Checco è un piccolo imprenditore di Spinazzola nelle Puglie che progetta in modo truffaldino affari inevitabilmente votati al fallimento. Nei guai con l’Agenzia delle Entrate e costretto a fuggire in Kenia, si ricicla come cameriere, si fa un amico, s’innamora di una bella locale. Scoppia, però, una guerra e, costretto a fuggire, si ritrova a compiere un viaggio non diverso da quello di migliaia di migranti per raggiungere porti europei più o meno ospitali….

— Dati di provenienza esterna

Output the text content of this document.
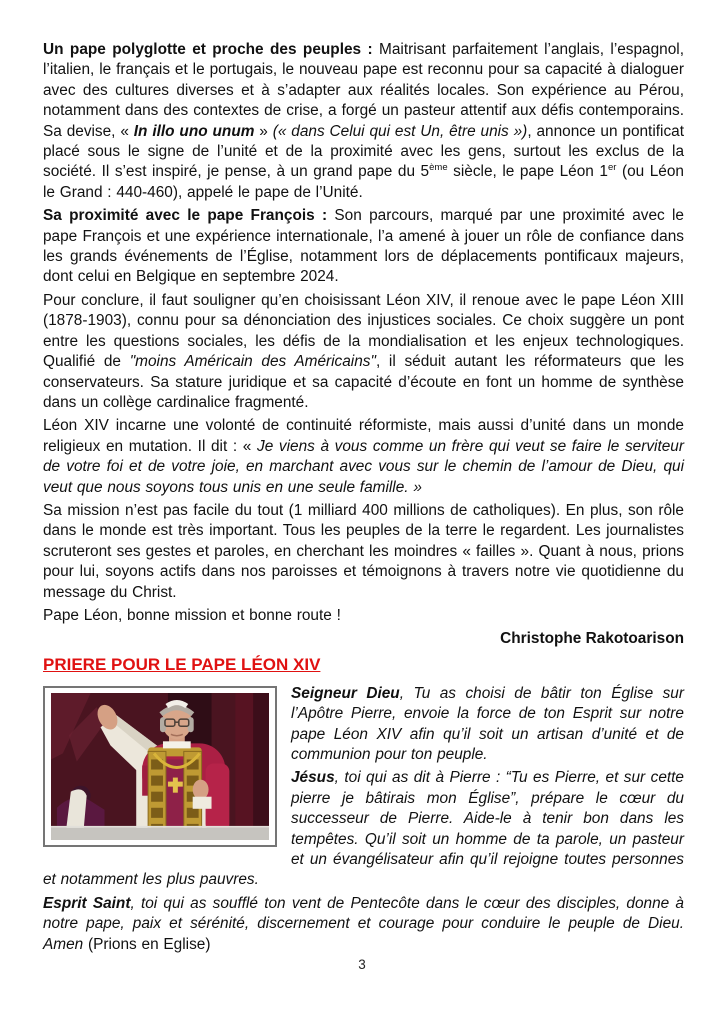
Un pape polyglotte et proche des peuples : Maitrisant parfaitement l’anglais, l’espagnol, l’italien, le français et le portugais, le nouveau pape est reconnu pour sa capacité à dialoguer avec des cultures diverses et à s’adapter aux réalités locales. Son expérience au Pérou, notamment dans des contextes de crise, a forgé un pasteur attentif aux défis contemporains. Sa devise, « In illo uno unum » (« dans Celui qui est Un, être unis »), annonce un pontificat placé sous le signe de l’unité et de la proximité avec les gens, surtout les exclus de la société. Il s’est inspiré, je pense, à un grand pape du 5ème siècle, le pape Léon 1er (ou Léon le Grand : 440-460), appelé le pape de l’Unité.

Sa proximité avec le pape François : Son parcours, marqué par une proximité avec le pape François et une expérience internationale, l’a amené à jouer un rôle de confiance dans les grands événements de l’Église, notamment lors de déplacements pontificaux majeurs, dont celui en Belgique en septembre 2024.

Pour conclure, il faut souligner qu’en choisissant Léon XIV, il renoue avec le pape Léon XIII (1878-1903), connu pour sa dénonciation des injustices sociales. Ce choix suggère un pont entre les questions sociales, les défis de la mondialisation et les enjeux technologiques. Qualifié de "moins Américain des Américains", il séduit autant les réformateurs que les conservateurs. Sa stature juridique et sa capacité d’écoute en font un homme de synthèse dans un collège cardinalice fragmenté.

Léon XIV incarne une volonté de continuité réformiste, mais aussi d’unité dans un monde religieux en mutation. Il dit : « Je viens à vous comme un frère qui veut se faire le serviteur de votre foi et de votre joie, en marchant avec vous sur le chemin de l’amour de Dieu, qui veut que nous soyons tous unis en une seule famille. »

Sa mission n’est pas facile du tout (1 milliard 400 millions de catholiques). En plus, son rôle dans le monde est très important. Tous les peuples de la terre le regardent. Les journalistes scruteront ses gestes et paroles, en cherchant les moindres « failles ». Quant à nous, prions pour lui, soyons actifs dans nos paroisses et témoignons à travers notre vie quotidienne du message du Christ.

Pape Léon, bonne mission et bonne route !

Christophe Rakotoarison

PRIERE POUR LE PAPE LÉON XIV

Seigneur Dieu, Tu as choisi de bâtir ton Église sur l’Apôtre Pierre, envoie la force de ton Esprit sur notre pape Léon XIV afin qu’il soit un artisan d’unité et de communion pour ton peuple.

Jésus, toi qui as dit à Pierre : “Tu es Pierre, et sur cette pierre je bâtirais mon Église”, prépare le cœur du successeur de Pierre. Aide-le à tenir bon dans les tempêtes. Qu’il soit un homme de ta parole, un pasteur et un évangélisateur afin qu’il rejoigne toutes personnes et notamment les plus pauvres.

Esprit Saint, toi qui as soufflé ton vent de Pentecôte dans le cœur des disciples, donne à notre pape, paix et sérénité, discernement et courage pour conduire le peuple de Dieu. Amen (Prions en Eglise)

3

Derubricato a fenomeno di costume, previa esclusione da consessi civili o almeno alle “ classiche quattro chiacchiere tra amici”, oggetto di studio per psicologi, politici diversamente schierati, tuttologi vari, Checco Zalone è tornato a colpire, registrando, as usual, il tutto esaurito con il suo Tolo Tolo. Per quanto in premessa, la risposta del pubblico è stata immediata almeno nelle prime due settimane di programmazione, registrando gli attesi record di affluenza. Al cinema si andava perchè c’era il nuovo film di Checco, poi, gradualmente, è scattata l’incognita del passa parola e chi non si era precipitato “per dovere” ha cominciato a farsi un’opinione… i giornali di destra, forti di opinioni “autorevoli”(Gasparri, La Russa) hanno bocciato il film, a loro dire insulso e mai divertente, quelli, diciamo di sinistra, leggendolo in chiave pro-immigrati lo hanno accolto decisamente meglio. Entrambe le sponde hanno evidentemente frainteso. Tolo Tolo non è un film comico tout court, come non lo era Quo Vado?, ma è sul piano del puro spettacolo cinematografico che onestamente segna un passo in dietro rispetto al precedente successo di Zalone. E non perchè non sia lodevole il tentativo di Luca Medici, assistito (fin troppo?) da Paolo Virzì in qualità di co-sceneggiatore, di realizzare una pellicola ricca di riferimenti all’attualità e al sociale, quindi solidale con la gente dei barconi, quanto, piuttosto perchè quando c’è troppo si rischia di generare confusione o, a tratti, anche noia. Se nei precedenti tre film, Zalone si limitava a sfoggiare le sue indiscutibili doti comiche, ben diretto da Gennaro Nunziante in pellicole ben scritte e chiaramente pensate per un divertimento intelligente, ma mai sofisticato, qui, Medici/Zalone ha voluto essere tutto: autore, regista, musicista, cantante, attore e, non essendo Chaplin, come è facile evincere, ha esagerato! Il film, sia chiaro, non è brutto, Checco ha alcune battute e gags molto divertenti, ha scene credibili, non lesina mezzi (non a caso è costato alla produzione 23 milioni di euro), ha alcuni momenti di eccellenza (la auto-parodia di Nicki Vendola, come lo straordinario episodio della cicogna strabica, a mezza strada tra il musical e il cartoon ), ma il tutto appare un po’ slegato, discontinuo, disomogeneo, vanificando il corpus e le nobili intenzioni dell’autore.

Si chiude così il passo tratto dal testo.